Another useful conceptual distinction is between risk factors and markers of early disease. Markers of early cardiovascular disease might include aortic calcification and carotid intima-media thickening. These markers can be predictors of the future occurrence of clinical outcomes, yet they typically are not considered risk factors, but rather are seen as reflections of the atherosclerotic disease process. In practice, this distinction may be difficult and unnecessary. Perhaps these markers can be considered risk factors if they are validated in large cohort studies and prove useful for routine population testing. At this time, such markers could potentially be useful in prediction to identify high-risk individuals for aggressive intervention. In addition, they may be informative for the biological progression of disease.
During the past 50 years since the term was coined by Dr. Kannel and used in cardiovascular epidemiology, the concept of a risk factor has been refined and developed. Established risk factors have enabled reasonably accurate assessment of risk among groups and individuals to provide guidance for management. In addition, risk factors have provided important clues to the biology of cardiovascular diseases. Despite advances, our ability to predict the occurrence of clinical events in individuals according to their risk factor status is limited. A case in point is that only 50% of patients with coronary artery disease have elevated serum cholesterol. As new risk factors emerge and are evaluated, it will be important to consider the distinctions and utility criteria described.
In a recent perspective on novel risk markers and clinical practice, Teri Manolio3 provided a thoughtful commentary listing 5 characteristics that should be evaluated to consider the routine applications of new markers for patient care (Table 2). First, the measure should add important independent information about risk of prognosis, beyond that which could be gleaned from current standard measures.

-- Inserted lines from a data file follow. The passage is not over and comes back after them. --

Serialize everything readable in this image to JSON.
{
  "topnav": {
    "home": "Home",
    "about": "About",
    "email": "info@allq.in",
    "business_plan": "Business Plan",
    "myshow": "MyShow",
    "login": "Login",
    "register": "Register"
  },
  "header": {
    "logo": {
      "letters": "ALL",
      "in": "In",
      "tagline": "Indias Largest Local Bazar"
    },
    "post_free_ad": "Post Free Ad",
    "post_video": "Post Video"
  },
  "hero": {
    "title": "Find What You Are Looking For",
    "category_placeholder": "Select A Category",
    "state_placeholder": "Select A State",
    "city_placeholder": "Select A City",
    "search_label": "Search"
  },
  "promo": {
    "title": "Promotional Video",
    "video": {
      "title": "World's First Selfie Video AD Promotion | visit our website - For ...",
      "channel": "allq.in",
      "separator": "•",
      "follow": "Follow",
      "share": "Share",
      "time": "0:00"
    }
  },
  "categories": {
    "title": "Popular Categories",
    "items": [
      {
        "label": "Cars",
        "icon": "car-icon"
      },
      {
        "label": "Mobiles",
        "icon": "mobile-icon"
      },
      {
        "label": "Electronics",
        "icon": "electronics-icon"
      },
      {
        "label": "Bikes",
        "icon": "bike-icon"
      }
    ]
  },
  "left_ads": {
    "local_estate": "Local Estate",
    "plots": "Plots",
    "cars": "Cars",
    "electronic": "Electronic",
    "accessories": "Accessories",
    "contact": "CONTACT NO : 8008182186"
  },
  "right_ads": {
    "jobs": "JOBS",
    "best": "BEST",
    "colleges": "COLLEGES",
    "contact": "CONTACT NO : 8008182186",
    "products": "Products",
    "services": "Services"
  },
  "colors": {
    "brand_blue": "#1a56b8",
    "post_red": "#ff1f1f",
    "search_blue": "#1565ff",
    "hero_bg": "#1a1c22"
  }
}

Second, the measure should account for a large proportion of the risk associated with the given disease or condition. This is a function of a combination of the magnitude of the risk and the prevalence of the risk factor, as discussed earlier. However, for common conditions such as cardiovascular disease, accounting even for a modest proportion of risk could have important public health and clinical implications. Third, the measure should be reproducible, and fourth, as a diagnostic tool it should be sensitive and specific so as to provide a high predictive value. The fifth characteristic is that the test should be available and practical to implement. Careful consideration of these factors can guide the useful transition of new markers into clinical practice and improved patient care.
Rothstein WG. Public Health and the Risk Factor: A History of an Uneven Medical Revolution. Rochester: University of Rochester Press; 2003.
Kannel WB, Dawber TR, Kagan A, et al. Factors of risk in the development of coronary heart disease: 6-year follow-up experience. The Framingham Study. Ann Intern Med. 1961; 55: 33–50.